Rob : nous tenons à faire preuve de respect à l’égard de ce jeu, car au bout du compte, c’est à la communauté qu’il appartient réellement. C’est elle qui le fait vivre. Et nous, on arrive avec nos gros sabots, et chaque petit ajustement risque de tout flanquer par terre.

Avez-vous le sentiment que les fans attendent la sortie avec impatience ?

Pete : absolument ! C’est d’ailleurs notre motivation principale. Quand nous avons ouvert le RPT… nous étions euphoriques.

Rob : carrément.

Pete : on était aussi contents quand on l’a présenté aux pros, et qu’ils n’ont pas immédiatement pété les plombs ou commencé à casser les chaises.

Rob : à vrai dire, je crois que c’est une des rares fois où j’ai vraiment stressé. On redoutait ce qu’ils allaient en penser, on priait pour qu’ils ne soient pas déçus. Et leur réaction était… inattendue. Enfin, je veux dire, on s’y attendait, mais c’était aussi un grand bonheur, un incroyable soulagement, de la part d’un public dont on attendait plus ou moins le pire.

Pete : il y a eu l’annonce officielle, aussi. On avait une vidéo en coréen, on l’avait vue des centaines de fois, alors on la connaissait sur le bout des doigts…

Vous savez, j’ai fait du sport, j’ai été au milieu de la foule plus d’une fois. Quand le public est vraiment à fond, il y a un genre de rugissement viscéral, très différent de quand votre équipe marque en début de partie, quand ça n’a pas encore beaucoup d’impact. Mais là, le cri qu’a poussé le public, c’était du niveau d’une victoire en finale de coupe du monde après les prolongations !

Rob : et c’était marrant, parce que sur la diffusion en direct…

Pete : (horrifié) oh mon dieu, c’est vrai…

Rob : le reste de l’équipe, ceux qui n’étaient pas partis en Corée, regardait tout ça depuis le bureau, et il n’y avait pas un son sur le stream. Ils ont commencé à nous envoyer des messages pour nous demander « ça ne leur plaît pas ? Qu’est-ce qu’il se passe ? » En fait, le son de l’assistance avait été coupé pour la vidéo d’annonce. Et pendant ce temps-là, en Corée, j’avais les larmes aux yeux et je débordais de joie, parce que le public était en délire !

HD

L’affinage des graphismes de StarCraft

Comparaison SD/HD

Quand avez-vous pris conscience de ce que ce jeu représentait pour certaines personnes ?

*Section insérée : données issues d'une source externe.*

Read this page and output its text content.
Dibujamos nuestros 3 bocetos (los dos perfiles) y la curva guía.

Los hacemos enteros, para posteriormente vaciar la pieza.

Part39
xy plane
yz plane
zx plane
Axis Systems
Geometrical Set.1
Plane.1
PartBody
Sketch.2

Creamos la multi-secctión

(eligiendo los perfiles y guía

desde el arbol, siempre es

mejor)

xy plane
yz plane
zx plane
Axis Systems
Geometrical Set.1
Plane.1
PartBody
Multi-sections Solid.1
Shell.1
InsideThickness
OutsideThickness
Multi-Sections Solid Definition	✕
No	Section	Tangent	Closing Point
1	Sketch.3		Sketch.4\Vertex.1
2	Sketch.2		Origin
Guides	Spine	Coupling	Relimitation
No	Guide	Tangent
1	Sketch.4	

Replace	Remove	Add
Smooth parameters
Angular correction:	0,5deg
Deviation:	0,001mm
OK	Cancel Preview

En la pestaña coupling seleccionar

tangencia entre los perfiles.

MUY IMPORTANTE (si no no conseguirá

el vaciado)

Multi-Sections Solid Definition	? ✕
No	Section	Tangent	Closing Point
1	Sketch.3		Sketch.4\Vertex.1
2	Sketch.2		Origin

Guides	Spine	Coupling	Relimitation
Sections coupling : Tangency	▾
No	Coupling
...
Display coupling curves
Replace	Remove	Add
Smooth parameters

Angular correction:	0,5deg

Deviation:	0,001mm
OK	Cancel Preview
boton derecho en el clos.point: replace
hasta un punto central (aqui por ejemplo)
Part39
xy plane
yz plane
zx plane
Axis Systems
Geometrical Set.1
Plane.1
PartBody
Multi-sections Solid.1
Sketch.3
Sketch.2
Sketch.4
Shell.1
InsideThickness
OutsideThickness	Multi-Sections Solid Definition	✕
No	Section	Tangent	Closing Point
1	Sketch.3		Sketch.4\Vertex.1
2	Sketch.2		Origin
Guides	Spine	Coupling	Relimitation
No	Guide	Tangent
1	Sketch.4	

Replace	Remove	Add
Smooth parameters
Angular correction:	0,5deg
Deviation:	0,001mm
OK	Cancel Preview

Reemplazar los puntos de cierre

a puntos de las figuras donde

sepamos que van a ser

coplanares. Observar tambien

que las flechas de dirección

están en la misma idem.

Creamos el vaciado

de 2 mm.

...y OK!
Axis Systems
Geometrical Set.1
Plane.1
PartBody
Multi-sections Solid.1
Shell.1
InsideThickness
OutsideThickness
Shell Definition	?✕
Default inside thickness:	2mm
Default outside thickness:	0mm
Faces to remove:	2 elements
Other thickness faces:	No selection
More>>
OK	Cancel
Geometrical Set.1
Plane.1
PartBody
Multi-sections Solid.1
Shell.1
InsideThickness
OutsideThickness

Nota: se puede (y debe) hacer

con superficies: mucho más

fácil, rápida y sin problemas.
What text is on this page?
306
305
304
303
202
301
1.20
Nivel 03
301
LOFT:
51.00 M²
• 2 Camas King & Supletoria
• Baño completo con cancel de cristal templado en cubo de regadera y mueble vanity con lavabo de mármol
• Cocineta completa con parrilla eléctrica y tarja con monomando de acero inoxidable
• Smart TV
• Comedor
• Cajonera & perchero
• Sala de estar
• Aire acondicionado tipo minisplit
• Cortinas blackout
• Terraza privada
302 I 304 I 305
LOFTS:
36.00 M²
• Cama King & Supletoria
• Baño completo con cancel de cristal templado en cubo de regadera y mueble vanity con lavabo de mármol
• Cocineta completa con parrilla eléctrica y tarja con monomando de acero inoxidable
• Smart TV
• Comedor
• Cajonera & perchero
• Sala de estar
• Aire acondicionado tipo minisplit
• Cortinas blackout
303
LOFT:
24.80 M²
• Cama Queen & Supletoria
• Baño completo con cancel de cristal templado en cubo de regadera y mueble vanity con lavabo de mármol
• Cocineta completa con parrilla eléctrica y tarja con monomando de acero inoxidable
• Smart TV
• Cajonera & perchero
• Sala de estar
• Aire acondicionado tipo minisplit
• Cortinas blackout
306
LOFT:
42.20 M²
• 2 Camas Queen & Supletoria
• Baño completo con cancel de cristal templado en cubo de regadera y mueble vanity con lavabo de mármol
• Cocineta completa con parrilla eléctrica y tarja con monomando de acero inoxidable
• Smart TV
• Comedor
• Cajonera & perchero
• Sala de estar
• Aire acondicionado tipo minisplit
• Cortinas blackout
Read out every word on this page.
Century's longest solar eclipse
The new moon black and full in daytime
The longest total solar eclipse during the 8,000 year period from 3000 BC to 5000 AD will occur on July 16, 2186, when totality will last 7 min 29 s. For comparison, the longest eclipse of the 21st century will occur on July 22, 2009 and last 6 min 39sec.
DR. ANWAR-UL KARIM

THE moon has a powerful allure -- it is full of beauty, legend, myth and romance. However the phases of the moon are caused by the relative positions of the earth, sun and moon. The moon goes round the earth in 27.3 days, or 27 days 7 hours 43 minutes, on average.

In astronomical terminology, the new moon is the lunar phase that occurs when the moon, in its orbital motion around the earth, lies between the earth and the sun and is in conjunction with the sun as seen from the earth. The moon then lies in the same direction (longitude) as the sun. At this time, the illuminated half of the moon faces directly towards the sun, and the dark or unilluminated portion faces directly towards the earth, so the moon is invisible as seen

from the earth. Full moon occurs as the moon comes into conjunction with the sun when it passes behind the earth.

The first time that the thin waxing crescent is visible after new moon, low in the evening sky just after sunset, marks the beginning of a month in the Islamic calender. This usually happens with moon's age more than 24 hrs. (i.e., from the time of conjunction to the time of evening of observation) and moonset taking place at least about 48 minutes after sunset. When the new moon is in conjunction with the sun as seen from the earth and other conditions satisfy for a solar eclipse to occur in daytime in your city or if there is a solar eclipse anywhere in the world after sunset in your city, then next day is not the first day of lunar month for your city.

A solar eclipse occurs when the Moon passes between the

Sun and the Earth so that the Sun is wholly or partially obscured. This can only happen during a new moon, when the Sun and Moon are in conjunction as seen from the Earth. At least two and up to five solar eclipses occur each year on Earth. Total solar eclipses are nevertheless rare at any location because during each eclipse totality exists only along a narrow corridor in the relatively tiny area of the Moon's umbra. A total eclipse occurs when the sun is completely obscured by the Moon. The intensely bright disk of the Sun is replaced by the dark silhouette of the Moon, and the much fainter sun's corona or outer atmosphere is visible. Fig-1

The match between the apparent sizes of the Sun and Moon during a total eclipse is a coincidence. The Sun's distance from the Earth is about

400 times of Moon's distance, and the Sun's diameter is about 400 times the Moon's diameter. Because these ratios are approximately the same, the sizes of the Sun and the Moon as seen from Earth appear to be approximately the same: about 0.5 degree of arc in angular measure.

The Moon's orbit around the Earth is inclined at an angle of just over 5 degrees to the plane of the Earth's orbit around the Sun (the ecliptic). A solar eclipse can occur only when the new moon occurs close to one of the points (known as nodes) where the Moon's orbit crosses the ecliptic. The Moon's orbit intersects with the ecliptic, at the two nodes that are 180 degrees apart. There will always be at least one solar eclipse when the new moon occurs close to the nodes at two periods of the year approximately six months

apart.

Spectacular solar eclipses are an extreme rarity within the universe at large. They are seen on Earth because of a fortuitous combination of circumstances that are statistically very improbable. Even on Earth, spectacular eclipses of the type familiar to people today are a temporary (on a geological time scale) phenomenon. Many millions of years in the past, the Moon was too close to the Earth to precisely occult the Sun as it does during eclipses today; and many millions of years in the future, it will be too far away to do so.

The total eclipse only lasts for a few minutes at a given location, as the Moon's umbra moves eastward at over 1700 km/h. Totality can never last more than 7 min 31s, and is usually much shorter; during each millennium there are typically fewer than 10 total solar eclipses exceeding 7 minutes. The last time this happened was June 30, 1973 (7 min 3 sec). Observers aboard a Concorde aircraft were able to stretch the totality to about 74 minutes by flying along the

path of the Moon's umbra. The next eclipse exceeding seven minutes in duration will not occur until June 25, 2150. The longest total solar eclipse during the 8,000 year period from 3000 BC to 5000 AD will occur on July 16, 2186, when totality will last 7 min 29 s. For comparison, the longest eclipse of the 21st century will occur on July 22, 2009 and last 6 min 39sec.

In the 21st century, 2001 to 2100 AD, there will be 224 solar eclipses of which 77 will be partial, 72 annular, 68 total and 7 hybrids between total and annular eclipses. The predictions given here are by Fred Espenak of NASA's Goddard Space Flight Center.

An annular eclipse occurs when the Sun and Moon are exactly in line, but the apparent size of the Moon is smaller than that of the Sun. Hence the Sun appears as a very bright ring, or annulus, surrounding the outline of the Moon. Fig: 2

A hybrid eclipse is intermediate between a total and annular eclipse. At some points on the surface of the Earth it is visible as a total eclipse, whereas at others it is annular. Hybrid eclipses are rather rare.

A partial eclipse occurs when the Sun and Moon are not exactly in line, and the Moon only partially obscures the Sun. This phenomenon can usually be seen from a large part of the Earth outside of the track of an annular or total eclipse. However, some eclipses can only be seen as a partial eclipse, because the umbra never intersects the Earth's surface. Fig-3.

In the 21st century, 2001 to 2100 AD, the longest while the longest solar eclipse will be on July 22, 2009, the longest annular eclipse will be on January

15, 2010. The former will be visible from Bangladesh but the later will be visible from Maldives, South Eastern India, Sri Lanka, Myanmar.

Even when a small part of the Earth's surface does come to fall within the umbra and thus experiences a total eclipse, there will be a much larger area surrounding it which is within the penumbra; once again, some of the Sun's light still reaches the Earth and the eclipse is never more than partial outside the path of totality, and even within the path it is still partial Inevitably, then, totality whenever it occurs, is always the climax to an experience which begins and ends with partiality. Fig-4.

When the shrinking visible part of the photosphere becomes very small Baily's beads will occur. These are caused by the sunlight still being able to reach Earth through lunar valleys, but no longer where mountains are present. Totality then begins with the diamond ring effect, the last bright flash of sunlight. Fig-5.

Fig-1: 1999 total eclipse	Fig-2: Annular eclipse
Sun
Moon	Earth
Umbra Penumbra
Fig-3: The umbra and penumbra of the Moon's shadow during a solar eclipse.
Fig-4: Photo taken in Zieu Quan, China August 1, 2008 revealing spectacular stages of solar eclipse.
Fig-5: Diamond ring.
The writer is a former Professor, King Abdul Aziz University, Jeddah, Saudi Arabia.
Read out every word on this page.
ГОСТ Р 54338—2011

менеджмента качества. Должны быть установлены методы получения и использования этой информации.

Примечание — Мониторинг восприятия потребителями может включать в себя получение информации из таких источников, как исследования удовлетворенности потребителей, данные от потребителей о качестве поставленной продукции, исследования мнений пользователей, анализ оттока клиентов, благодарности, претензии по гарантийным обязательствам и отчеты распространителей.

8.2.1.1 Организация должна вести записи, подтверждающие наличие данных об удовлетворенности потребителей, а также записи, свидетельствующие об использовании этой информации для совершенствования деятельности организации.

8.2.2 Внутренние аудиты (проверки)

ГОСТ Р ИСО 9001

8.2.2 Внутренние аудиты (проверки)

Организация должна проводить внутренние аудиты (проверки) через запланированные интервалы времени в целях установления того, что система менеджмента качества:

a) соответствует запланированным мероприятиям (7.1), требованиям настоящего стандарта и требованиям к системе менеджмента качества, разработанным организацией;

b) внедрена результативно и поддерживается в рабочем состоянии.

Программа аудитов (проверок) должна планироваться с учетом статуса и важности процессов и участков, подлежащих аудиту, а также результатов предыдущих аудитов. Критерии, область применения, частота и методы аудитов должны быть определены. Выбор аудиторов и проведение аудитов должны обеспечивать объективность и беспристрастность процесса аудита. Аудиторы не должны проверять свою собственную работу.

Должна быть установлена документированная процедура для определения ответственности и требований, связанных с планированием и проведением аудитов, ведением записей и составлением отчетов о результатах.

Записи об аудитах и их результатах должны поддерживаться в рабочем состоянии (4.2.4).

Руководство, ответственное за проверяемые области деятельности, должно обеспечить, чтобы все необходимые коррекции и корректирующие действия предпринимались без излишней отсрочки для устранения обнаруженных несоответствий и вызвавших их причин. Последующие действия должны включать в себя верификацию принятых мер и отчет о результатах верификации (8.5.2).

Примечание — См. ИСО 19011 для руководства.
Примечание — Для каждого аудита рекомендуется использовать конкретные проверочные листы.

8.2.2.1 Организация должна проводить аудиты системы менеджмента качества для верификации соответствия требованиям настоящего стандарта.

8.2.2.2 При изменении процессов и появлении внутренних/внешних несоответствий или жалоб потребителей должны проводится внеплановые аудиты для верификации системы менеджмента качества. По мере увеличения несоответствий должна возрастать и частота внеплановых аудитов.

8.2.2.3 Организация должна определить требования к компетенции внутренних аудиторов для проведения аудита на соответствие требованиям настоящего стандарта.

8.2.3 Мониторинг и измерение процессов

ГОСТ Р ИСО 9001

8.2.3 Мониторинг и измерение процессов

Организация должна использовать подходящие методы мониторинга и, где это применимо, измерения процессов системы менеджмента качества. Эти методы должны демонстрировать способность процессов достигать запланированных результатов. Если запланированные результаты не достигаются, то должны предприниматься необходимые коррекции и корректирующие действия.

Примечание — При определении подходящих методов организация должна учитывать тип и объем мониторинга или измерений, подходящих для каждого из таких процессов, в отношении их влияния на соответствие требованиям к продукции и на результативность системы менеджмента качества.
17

Pete : quand nous avons entendu parler des canaux de discussion et des amitiés que les gens nouaient dessus. Quand on était en Corée, on a fait la connaissance d’un type dans un cybercafé. Il avait notre âge, 30-40 ans, et il vient toujours là une heure par jour pour discuter avec un gars qui vit à Busan. Lui habite Séoul ; ils ne se sont jamais rencontrés en personne, mais ils sont devenus des amis très proches grâce à ce jeu, à travers ce qu’ils partagent. Et ils jouent encore ensemble. C’est incroyable.

Vous voulez savoir d’où vient la passion qui nous anime ? Ce sont des gens comme eux qui nous l’inspirent. C’est pour cette raison que nous n’avons pas le droit à l’erreur.